Já faz uns meses que eu fiz uma pequena lista de filmes não-óbvios para se ver no Netflix. Era uma seleção bem simples, mas rendeu bastante. Até hoje, me pedem mais. Mas é aquilo: uma lista dessas só funciona se torna possível depois que se vê bastantes filmes, então leva um tempo pra renovar o estoque de assunto. Até porque a ideia não é recomendar O lobo de Wall Street – é óbvio que é pra ver, não preciso dizer isso pra ninguém. Mas acho que agora tenho um conjunto interessante:

* Dear Mr. Watterson - Bill Watterson, criador de Calvin & Haroldo, é um cartunista recluso. Sempre evitou imprensa. Queria que seu trabalho falasse por si. Este documentário persegue Watterson respeitosamente, indo atrás das informações públicas a respeito dele, sem nunca abordá-lo. (Este ano, Watterson saiu um pouco da toca. Entre outras coisas, deu uma entrevista em áudio pro documentário Stripped. Mas, na boa, Dear Mr. Watterson é melhor.)

* Good Ol'Freda - Freda foi a secretária dos Beatles (e coordenadora do fã-clube) ao longo de toda a carreira da banda. Neste documentário, essa mulher que é uma figura abre seu coração pela primeira vez. É um barato.

* A Thirsty World - Falta água no mundo, não só na Cantareira. Este documentário é sobre isso. Tem muita coisa que eu não sabia. Por exemplo, em 2008, acabou a água de Barcelona.



* Interior. Leather Bar. - Diz a lenda que o filme Cruising, aqui conhecido como Parceiros da Noite, teve 40 minutos de cenas de sexo sadomasô gay cortadas entre sua estreia no Festival de Berlim e sua estreia comercial. James Franco, quem mais?, resolve refilmar esses devassos 40 minutos perdidos em um documentário maravilhoso. Sinceramente? Eu programaria pra ver com uma sessão dupla de Cruising – que não tem no Netflix, mas tem num DVD da Lume.

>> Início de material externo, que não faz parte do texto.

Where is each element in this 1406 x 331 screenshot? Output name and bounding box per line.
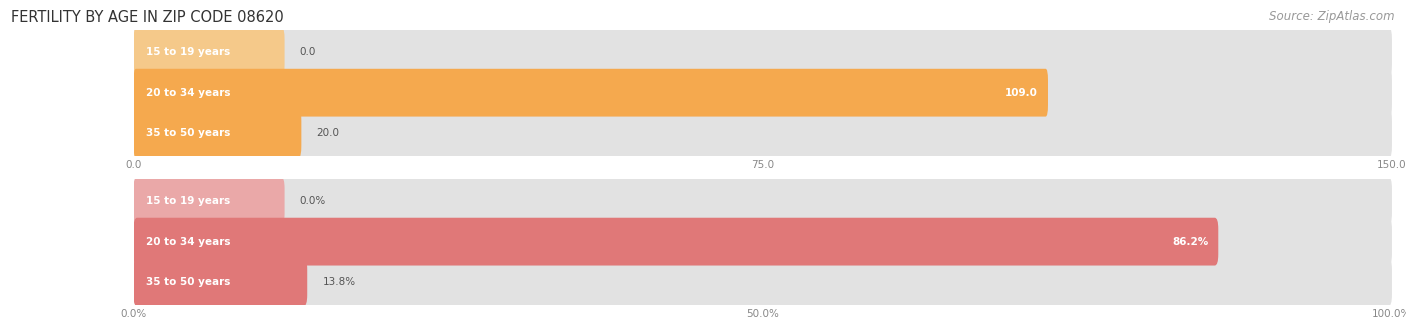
Text: 35 to 50 years: 35 to 50 years (146, 277, 231, 287)
Text: 20 to 34 years: 20 to 34 years (146, 237, 231, 247)
Text: 86.2%: 86.2% (1173, 237, 1208, 247)
FancyBboxPatch shape (134, 109, 284, 157)
Text: 20 to 34 years: 20 to 34 years (146, 88, 231, 98)
FancyBboxPatch shape (134, 218, 1392, 265)
FancyBboxPatch shape (134, 109, 1392, 157)
Text: 0.0: 0.0 (299, 47, 316, 57)
FancyBboxPatch shape (134, 177, 1392, 225)
FancyBboxPatch shape (134, 109, 301, 157)
Text: 15 to 19 years: 15 to 19 years (146, 196, 231, 206)
Text: 0.0%: 0.0% (299, 196, 326, 206)
Text: 15 to 19 years: 15 to 19 years (146, 47, 231, 57)
Text: 20.0: 20.0 (316, 128, 339, 138)
Text: 109.0: 109.0 (1005, 88, 1038, 98)
Text: FERTILITY BY AGE IN ZIP CODE 08620: FERTILITY BY AGE IN ZIP CODE 08620 (11, 10, 284, 25)
FancyBboxPatch shape (134, 28, 1392, 76)
FancyBboxPatch shape (134, 28, 284, 76)
Text: Source: ZipAtlas.com: Source: ZipAtlas.com (1270, 10, 1395, 23)
FancyBboxPatch shape (134, 69, 1047, 117)
FancyBboxPatch shape (134, 218, 284, 265)
FancyBboxPatch shape (134, 177, 284, 225)
FancyBboxPatch shape (134, 258, 308, 306)
FancyBboxPatch shape (134, 258, 1392, 306)
FancyBboxPatch shape (134, 218, 1218, 265)
Text: 13.8%: 13.8% (322, 277, 356, 287)
Text: 35 to 50 years: 35 to 50 years (146, 128, 231, 138)
FancyBboxPatch shape (134, 69, 1392, 117)
FancyBboxPatch shape (134, 258, 284, 306)
FancyBboxPatch shape (134, 69, 284, 117)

* Habemus Papam - Uma hora dessas tenho que escrever sobre esse filme do Nanni Moretti pro Eh,Già!. Mas, com um papa como esse picareta do Francisco pagando de diretor de marketing do Vaticano, melhor nem esperar pra ver.



* Carlos - É uma série de TV baseada em fatos reais (mas não muito, porque os fatos disponíveis eram poucos e obscuros) com apenas três episódios sobre um terrorista venezuelano que atacou a OPEP em plenos anos 70. Os três são dirigidos pelo Olivier Assayas (do maravilhoso Depois de Maio). É uma das melhores coisas já produzidas pra TV. É um dos melhores filmes do Netflix. Não tem nada melhor nesta lista.

* Sleeping Beauty - Uma mocinha bonita é paga pra dormir sedada na companhia de homens. Filme adorável. Passou meio batido nos cinemas aqui.

* Terms and conditions may apply - Um documentário fascinante sobre os contratos de uso de sites como o Google e o Facebook (onde esta lista está hospedada) e o quanto nós abrimos nossos dados até mesmo à NSA ao aceitá-los.

* Blackfish - Documentário sobre maltratos a orcas no Sea World – e as mortes de humanos que são decorrentes desses maltratos.

* Tales of the Night - Animação linda, linda, linda. Pra quem tem criança e espera que elas vejam algo decente. Ou pra quem quer ver um filme lindo.